Marina Ovsyannikova, karyawan dan editor Channel One, mengaku telah berhenti dari pekerjaannya. Di saat yang bersamaan, ia mengungkapkan penolakannya terhadap tawaran suaka dari pemerintahan Prancis.
Ovsyannikova menjadi perhatian dunia, hingga disebut oleh Presiden Ukraina setelah pada Senin (14/3), ia menerobos masuk ke set berita malam unggulan ‘Vremya’ (Waktu). Dalam aksinya itu, Ovsyannikova tiba-tiba muncul di belakang presenter berita, menenteng poster bertuliskan ‘Hentikan Perang. ‘Jangan Percaya dengan Propaganda’. ‘Mereka berbohong kepada Anda di sini’.
Tak lama setelah itu, dia ditangkap dan dibawa ke kantor polisi Moskow. Sempat dikabarkan ‘hilang’ karena tidak diketahui keberadaannya, karyawan TV Rusia itu kemudian muncul dan dengan cepat didenda 30 ribu rubel (Rp4 juta), dan kemungkinan menghadapi persekusi lainnya.
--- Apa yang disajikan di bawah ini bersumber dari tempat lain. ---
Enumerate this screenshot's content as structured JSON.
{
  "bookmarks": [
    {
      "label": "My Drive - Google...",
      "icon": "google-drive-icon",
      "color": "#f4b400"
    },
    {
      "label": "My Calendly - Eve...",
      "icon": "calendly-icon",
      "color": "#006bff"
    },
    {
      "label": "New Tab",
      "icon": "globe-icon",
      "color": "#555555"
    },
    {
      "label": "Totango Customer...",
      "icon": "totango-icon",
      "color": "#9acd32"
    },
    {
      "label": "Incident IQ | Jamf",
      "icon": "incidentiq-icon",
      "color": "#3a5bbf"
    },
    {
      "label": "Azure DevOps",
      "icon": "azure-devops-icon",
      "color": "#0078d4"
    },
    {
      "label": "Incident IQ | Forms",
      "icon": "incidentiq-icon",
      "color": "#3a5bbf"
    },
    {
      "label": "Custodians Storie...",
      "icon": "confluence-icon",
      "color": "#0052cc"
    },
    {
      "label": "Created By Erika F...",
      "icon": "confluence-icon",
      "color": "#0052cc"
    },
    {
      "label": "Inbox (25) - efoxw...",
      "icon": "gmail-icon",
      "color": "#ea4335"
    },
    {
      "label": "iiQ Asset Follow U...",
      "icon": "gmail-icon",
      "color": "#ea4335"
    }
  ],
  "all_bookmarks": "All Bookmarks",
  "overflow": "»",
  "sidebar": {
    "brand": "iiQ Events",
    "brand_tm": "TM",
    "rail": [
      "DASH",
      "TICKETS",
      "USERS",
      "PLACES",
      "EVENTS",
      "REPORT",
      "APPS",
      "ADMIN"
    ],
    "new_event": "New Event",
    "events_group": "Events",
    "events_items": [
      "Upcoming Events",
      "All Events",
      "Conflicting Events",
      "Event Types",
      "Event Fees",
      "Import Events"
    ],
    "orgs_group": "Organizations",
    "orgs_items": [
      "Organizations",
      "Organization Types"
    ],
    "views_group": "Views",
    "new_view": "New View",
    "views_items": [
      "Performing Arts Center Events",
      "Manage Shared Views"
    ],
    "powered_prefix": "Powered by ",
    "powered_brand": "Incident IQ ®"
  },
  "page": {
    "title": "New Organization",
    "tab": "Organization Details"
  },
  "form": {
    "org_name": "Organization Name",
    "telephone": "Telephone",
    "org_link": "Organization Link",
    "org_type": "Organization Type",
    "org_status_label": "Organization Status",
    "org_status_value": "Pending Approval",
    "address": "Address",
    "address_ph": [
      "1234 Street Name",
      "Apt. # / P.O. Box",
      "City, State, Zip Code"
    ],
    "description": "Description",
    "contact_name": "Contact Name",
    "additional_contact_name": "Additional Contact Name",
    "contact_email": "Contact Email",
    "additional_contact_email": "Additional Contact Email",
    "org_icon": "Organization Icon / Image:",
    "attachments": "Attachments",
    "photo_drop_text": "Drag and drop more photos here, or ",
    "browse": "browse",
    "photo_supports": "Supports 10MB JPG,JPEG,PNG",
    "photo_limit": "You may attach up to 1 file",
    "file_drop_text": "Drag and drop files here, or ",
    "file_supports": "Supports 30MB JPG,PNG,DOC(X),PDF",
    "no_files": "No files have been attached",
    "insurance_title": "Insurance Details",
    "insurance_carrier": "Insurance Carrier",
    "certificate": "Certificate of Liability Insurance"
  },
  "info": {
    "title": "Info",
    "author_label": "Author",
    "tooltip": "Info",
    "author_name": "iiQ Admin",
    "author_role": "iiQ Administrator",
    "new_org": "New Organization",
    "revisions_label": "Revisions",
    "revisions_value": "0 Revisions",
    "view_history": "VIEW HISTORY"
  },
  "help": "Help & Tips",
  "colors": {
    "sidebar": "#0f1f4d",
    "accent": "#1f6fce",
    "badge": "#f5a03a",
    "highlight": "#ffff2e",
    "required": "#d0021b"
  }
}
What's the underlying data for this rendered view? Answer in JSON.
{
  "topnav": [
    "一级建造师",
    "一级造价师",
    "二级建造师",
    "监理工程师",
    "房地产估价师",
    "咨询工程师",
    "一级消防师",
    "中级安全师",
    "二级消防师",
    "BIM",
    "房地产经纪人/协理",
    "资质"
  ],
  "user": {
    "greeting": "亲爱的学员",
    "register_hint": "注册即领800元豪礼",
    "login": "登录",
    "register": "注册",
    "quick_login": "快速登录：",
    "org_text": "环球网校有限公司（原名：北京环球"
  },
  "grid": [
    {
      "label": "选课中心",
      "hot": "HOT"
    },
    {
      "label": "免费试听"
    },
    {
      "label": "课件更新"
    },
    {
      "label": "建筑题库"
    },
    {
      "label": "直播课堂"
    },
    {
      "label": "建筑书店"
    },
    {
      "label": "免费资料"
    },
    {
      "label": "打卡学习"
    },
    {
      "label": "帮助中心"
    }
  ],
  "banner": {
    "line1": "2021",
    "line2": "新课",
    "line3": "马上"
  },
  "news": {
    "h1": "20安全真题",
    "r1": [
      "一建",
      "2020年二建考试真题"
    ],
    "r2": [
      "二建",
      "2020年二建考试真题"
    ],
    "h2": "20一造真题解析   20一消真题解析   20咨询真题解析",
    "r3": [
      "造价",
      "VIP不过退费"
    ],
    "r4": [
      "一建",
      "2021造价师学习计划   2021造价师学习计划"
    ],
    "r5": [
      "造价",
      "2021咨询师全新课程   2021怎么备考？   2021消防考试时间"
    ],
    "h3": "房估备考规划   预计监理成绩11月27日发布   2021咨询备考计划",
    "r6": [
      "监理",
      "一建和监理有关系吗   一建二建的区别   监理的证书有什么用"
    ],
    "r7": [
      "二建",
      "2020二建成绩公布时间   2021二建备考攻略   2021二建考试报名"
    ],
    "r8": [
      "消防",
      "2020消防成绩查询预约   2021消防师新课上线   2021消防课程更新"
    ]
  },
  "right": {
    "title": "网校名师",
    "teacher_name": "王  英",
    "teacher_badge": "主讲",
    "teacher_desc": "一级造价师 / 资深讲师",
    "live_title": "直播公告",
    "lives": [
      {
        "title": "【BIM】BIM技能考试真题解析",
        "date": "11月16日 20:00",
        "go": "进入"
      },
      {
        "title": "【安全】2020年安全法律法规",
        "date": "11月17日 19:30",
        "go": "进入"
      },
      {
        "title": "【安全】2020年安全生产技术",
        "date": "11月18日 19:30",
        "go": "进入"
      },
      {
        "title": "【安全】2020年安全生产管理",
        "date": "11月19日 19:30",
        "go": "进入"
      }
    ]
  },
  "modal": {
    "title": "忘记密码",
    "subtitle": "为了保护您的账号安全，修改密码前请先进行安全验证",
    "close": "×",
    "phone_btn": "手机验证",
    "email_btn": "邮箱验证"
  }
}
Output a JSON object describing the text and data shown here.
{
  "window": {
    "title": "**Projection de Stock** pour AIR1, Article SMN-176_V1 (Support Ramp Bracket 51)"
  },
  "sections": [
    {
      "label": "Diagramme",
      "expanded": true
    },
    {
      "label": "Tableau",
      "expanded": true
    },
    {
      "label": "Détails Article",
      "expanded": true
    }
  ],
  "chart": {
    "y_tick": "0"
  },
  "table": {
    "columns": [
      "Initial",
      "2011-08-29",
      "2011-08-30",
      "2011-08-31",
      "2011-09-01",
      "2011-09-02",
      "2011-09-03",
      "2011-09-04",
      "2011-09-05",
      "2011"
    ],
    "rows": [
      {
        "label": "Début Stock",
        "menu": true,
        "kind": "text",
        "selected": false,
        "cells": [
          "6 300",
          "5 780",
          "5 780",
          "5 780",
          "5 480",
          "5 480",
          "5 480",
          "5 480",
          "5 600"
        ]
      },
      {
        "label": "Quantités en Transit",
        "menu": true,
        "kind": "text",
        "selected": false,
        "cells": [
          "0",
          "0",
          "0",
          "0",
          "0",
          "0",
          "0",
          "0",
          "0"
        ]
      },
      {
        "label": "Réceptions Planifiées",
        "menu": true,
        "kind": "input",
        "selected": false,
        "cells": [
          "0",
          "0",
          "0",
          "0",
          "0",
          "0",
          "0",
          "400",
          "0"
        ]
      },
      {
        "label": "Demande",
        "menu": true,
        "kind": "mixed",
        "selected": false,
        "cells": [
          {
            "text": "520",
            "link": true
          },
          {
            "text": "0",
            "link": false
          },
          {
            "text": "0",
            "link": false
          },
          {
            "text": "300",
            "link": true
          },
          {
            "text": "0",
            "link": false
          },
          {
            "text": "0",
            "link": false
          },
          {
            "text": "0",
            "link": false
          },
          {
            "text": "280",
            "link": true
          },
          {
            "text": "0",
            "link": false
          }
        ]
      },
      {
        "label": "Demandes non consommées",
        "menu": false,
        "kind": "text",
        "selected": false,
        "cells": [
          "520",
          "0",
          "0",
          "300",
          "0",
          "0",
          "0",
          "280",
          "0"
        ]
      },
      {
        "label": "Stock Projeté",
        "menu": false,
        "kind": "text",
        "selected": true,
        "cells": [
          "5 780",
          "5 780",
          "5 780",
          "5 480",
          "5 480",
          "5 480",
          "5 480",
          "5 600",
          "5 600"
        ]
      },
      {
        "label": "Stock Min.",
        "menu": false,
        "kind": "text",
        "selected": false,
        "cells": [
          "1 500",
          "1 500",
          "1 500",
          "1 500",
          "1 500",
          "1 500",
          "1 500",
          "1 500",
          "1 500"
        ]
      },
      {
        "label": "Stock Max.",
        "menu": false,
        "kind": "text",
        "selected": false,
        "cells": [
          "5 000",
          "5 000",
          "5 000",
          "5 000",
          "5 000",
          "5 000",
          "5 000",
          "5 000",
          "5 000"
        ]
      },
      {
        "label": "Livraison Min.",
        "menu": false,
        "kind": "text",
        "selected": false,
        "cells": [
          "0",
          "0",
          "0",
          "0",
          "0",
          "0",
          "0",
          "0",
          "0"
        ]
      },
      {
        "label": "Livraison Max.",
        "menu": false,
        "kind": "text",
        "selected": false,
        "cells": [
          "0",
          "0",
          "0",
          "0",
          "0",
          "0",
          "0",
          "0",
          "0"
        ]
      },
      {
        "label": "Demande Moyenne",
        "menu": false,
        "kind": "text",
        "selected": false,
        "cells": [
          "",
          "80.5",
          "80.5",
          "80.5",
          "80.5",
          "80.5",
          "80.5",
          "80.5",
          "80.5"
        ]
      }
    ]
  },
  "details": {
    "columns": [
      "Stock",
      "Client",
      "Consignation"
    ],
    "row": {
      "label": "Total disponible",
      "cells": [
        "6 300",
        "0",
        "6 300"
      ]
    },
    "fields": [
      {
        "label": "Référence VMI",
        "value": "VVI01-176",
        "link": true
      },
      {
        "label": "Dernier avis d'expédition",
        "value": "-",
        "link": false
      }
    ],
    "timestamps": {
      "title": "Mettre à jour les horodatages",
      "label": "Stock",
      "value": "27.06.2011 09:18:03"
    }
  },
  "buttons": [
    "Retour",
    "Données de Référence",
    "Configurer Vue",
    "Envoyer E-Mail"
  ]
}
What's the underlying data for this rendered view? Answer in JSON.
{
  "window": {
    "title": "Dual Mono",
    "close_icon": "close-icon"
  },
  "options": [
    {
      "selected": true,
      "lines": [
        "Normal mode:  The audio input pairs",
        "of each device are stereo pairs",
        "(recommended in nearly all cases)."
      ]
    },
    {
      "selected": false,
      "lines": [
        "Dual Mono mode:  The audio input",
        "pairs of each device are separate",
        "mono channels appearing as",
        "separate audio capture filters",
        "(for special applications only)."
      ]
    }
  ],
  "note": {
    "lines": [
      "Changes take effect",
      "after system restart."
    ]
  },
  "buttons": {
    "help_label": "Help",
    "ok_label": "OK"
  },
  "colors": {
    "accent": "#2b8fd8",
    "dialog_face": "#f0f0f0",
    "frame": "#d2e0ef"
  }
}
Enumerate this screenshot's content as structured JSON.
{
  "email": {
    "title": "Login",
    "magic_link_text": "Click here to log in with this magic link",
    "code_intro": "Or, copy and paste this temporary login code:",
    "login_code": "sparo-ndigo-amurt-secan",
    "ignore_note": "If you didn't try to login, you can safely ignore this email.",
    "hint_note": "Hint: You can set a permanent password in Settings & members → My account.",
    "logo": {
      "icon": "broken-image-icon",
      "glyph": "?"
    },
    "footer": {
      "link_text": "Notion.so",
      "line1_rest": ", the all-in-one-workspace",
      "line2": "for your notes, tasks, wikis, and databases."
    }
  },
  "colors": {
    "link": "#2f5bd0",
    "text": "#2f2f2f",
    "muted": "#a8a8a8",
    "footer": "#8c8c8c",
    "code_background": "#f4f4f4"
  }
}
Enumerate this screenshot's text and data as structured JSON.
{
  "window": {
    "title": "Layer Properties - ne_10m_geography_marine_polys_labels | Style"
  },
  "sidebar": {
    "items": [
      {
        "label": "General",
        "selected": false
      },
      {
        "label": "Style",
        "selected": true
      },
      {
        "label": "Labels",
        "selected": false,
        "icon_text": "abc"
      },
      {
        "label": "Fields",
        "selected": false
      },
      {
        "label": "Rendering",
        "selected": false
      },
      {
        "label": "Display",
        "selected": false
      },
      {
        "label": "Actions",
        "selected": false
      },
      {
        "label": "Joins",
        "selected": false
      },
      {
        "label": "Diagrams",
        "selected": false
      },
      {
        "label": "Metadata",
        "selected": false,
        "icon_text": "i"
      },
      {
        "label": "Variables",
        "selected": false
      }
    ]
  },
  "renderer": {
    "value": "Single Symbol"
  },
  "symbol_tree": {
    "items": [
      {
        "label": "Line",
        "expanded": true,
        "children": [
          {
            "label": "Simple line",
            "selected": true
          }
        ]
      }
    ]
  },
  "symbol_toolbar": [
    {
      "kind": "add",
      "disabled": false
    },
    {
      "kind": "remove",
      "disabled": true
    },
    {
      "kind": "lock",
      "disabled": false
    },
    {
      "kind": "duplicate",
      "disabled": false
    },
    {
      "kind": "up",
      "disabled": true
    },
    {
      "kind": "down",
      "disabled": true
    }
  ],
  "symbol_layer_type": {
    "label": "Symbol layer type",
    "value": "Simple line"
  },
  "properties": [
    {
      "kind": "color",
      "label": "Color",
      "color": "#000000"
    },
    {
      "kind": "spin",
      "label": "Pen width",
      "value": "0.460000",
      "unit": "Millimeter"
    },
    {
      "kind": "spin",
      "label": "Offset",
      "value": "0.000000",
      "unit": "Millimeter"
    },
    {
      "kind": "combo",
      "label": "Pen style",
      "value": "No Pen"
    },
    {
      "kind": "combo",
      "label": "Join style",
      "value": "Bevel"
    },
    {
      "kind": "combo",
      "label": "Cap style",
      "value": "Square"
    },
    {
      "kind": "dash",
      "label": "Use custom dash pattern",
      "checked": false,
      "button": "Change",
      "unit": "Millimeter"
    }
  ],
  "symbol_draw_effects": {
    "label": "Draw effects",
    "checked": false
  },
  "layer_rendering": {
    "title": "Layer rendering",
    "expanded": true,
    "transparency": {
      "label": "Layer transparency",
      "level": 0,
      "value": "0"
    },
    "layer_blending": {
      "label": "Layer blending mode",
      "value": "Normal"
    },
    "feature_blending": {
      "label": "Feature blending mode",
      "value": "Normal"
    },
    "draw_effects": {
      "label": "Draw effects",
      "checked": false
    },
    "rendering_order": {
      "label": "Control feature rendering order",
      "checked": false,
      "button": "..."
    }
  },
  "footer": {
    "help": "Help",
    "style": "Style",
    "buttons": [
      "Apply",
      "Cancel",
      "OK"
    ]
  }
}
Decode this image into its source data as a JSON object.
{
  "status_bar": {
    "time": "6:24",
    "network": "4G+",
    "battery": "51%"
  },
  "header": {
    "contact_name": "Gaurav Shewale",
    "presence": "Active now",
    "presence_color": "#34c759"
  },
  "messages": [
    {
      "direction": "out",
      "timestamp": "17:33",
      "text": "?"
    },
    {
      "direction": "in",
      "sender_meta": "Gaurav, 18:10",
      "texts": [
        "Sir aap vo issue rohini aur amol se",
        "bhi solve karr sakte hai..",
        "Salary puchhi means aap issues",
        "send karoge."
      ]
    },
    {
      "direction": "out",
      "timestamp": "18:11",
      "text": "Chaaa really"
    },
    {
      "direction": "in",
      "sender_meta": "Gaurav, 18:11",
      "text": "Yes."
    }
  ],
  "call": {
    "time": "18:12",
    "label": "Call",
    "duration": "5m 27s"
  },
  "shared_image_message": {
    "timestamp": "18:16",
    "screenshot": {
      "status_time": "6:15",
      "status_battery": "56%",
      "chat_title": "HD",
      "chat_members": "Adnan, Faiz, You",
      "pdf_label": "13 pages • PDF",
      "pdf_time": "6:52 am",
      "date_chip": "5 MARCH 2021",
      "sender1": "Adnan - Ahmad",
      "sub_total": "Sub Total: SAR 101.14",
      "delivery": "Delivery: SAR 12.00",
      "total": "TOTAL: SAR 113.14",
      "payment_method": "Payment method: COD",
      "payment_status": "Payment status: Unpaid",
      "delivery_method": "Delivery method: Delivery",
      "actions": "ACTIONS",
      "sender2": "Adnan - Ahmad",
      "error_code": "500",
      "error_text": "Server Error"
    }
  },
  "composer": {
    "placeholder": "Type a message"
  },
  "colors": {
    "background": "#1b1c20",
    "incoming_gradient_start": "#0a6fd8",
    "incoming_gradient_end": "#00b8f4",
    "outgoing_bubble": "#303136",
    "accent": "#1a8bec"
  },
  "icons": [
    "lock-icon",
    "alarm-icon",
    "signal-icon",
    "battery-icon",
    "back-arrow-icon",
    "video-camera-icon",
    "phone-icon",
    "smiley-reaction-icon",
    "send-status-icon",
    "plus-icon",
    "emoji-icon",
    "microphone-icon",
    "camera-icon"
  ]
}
Berbicara kepada France 24, editor itu mengatakan telah ‘menyerahkan semua dokumen’ untuk pengunduran dirinya dari Channel One.
“Itu prosedur hukum,” katanya.
Terlihat cemas, Ovsyannikova yang memiliki dua anak kecil, kemudian merasa telah ‘menghancurkan kehidupan keluarga dengan sikapnya’. Ia pun merasa khawatir terutama dengan putranya.